What was the intended meaning of the quotation marks around "sinners" in the old NIV?

score:4

Accepted answer

This is not addressed in the Preface to the 1984 NIV, so we must look elsewhere for clues.

The best explanation I've found comes from Craig S. Keener's commentary on Matthew:

Some take sinners here to mean the 'am hā'āres common people whom the Pharisees despised for their lack of adherence to Pharisaic food laws (as in Jeremias 1972:132; thus the quotation marks in the NIV); more scholars today lean toward the view that it means sinners in a more blatant sense. (source)

So the NIV translators make a judgment call – when the word sinners is used to mean something more like "despised by Pharisees" than "those who violate God's law," they put the word in quotes.

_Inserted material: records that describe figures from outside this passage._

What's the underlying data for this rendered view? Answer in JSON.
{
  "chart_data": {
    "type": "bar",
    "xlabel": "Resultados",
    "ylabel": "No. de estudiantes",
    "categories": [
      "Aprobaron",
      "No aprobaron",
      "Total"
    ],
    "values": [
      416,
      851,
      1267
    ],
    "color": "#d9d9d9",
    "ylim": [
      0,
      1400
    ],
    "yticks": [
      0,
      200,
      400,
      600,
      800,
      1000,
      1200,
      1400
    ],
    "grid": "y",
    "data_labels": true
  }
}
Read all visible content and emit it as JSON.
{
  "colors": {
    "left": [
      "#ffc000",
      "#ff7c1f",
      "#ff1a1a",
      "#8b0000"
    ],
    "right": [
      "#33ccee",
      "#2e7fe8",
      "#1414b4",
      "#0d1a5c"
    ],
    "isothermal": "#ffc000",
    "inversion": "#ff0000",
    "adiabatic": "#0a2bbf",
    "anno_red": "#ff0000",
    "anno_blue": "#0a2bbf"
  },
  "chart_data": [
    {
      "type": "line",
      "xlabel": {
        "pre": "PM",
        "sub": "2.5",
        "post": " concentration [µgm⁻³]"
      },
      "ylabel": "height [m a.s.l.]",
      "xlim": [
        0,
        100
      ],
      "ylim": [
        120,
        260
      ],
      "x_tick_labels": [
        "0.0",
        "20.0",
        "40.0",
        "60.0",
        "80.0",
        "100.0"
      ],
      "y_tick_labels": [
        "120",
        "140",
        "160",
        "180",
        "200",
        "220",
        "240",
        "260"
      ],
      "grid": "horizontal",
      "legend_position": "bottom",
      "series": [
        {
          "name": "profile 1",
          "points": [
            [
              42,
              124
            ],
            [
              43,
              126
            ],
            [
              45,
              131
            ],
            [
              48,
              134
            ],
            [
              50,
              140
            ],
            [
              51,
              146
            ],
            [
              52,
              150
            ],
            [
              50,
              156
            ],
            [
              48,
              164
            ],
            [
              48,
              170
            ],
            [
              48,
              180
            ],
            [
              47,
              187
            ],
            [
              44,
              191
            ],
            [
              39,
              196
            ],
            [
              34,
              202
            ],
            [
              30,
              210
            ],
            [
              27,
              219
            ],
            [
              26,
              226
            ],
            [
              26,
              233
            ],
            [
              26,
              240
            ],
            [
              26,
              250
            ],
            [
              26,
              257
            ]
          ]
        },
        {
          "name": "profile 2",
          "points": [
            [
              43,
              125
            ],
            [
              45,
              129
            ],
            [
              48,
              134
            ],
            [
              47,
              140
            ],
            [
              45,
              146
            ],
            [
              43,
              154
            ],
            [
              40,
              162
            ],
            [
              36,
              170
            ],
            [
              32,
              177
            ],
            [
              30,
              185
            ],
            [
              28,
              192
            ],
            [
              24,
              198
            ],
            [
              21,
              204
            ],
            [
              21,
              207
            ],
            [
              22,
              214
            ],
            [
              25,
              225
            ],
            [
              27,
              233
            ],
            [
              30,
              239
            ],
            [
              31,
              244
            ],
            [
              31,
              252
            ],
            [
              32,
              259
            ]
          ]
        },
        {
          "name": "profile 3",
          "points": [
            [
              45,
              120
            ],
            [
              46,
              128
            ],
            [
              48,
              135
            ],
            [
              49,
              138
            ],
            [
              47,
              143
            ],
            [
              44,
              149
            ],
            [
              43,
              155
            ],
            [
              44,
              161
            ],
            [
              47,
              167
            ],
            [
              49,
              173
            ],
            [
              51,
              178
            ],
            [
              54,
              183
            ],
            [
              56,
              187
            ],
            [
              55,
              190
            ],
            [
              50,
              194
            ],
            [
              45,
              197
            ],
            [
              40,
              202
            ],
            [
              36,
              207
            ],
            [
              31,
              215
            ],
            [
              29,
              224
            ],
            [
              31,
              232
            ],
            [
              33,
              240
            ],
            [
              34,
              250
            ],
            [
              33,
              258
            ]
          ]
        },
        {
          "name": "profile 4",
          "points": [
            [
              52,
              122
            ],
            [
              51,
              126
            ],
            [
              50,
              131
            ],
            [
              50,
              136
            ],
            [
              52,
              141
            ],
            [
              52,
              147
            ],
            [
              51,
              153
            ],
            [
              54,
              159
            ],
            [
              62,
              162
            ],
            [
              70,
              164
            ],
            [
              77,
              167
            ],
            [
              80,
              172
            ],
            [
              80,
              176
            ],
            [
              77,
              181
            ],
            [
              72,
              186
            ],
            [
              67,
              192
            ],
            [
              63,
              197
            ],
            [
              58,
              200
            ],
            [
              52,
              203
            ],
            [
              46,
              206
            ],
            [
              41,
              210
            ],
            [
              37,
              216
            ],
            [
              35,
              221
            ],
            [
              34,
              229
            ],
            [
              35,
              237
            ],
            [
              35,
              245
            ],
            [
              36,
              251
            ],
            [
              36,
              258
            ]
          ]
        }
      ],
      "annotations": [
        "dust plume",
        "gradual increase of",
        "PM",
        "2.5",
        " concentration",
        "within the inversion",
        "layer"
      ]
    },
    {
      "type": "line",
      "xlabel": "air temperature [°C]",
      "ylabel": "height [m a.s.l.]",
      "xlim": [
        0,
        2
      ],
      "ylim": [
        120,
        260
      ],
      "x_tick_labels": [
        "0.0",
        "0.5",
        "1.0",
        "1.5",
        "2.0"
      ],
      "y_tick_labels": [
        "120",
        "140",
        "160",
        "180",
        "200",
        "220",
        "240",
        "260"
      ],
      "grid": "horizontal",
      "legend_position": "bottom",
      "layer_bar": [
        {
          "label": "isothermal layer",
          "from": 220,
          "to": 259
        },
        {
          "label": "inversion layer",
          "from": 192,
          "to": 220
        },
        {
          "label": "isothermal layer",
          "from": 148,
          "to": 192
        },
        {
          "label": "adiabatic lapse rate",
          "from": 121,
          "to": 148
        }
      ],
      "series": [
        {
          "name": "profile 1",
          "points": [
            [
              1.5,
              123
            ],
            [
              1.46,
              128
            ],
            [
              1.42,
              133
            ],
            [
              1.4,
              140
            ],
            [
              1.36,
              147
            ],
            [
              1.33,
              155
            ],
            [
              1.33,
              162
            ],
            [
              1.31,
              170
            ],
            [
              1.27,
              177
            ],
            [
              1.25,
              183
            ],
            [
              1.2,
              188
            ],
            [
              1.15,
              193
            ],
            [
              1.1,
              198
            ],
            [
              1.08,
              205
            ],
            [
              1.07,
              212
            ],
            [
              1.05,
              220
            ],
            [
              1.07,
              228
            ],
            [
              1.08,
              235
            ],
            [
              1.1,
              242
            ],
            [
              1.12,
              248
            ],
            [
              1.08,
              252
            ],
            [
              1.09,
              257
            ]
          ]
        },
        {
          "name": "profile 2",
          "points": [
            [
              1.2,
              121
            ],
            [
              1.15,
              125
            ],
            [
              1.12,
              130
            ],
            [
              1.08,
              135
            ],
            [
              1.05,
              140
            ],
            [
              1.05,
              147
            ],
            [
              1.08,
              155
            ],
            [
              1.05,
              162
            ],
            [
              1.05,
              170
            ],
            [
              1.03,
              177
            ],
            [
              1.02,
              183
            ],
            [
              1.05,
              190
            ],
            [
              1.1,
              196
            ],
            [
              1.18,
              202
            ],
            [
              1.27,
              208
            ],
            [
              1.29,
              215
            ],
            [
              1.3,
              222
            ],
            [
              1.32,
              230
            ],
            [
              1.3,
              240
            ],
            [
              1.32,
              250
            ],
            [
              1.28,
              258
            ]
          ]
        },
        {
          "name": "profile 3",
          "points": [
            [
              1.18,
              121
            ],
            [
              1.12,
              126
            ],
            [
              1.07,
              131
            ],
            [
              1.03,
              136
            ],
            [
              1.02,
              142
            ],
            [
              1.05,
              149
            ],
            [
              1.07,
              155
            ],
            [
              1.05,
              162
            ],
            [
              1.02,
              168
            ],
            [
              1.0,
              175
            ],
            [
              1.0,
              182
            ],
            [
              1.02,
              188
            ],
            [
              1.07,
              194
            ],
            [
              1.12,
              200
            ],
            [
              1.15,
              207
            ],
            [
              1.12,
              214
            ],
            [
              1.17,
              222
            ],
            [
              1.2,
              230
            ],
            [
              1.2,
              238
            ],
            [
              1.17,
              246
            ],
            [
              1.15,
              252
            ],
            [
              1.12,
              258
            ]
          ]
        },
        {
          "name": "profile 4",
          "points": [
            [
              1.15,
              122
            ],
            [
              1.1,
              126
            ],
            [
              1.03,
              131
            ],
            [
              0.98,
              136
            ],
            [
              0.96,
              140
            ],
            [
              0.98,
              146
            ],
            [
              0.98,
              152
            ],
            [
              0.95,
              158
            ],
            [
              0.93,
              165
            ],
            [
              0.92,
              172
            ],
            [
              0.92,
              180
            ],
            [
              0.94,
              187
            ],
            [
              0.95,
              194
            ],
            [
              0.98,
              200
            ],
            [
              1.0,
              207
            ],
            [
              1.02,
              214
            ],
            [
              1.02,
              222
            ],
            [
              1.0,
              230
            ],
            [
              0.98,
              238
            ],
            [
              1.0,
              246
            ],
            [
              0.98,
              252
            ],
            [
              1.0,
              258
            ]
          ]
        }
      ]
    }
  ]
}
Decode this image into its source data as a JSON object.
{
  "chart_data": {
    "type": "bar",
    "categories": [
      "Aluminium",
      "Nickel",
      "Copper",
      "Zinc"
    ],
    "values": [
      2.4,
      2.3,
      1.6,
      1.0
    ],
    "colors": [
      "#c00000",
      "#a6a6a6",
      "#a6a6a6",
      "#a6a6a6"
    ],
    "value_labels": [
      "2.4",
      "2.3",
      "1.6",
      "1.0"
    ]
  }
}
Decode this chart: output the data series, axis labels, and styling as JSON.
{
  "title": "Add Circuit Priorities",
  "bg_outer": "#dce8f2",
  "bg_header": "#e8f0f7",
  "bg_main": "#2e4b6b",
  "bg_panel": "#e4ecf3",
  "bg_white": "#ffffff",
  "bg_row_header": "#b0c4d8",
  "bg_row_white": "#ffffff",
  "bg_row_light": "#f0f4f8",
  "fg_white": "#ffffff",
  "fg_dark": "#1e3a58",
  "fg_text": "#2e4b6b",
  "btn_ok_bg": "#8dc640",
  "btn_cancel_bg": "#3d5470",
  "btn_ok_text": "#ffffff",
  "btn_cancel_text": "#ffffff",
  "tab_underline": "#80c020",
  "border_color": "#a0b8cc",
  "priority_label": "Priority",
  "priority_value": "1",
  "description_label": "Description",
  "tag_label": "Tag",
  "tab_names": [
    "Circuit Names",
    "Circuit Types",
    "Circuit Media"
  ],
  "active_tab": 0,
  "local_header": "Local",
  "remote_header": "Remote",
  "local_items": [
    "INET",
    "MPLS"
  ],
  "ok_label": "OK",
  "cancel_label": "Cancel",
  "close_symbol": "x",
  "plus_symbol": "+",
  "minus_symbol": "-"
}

James A. Brooks, in The New American Commentary, explains the matter similarly, regarding Mark 2:15:

The NIV is quite correct to put the word "sinners" in quotation marks to indicate that it is being used with an unusual meaning. The reference is not to immoral or irreligious person but to those who because of the necessity of spending all their time earning a bare subsistence were not able to keep the law, especially the oral law, as the scribes thought they should. As a result the scribes despised them. Perhaps a better translation would be "outcasts" (GNB). (source)

But, as Keener notes, this is an interpretive decision and there's some disagreement over it. Thus it shouldn't be surprising that other translations, including the NIV 2011, don't adopt this stylistic approach.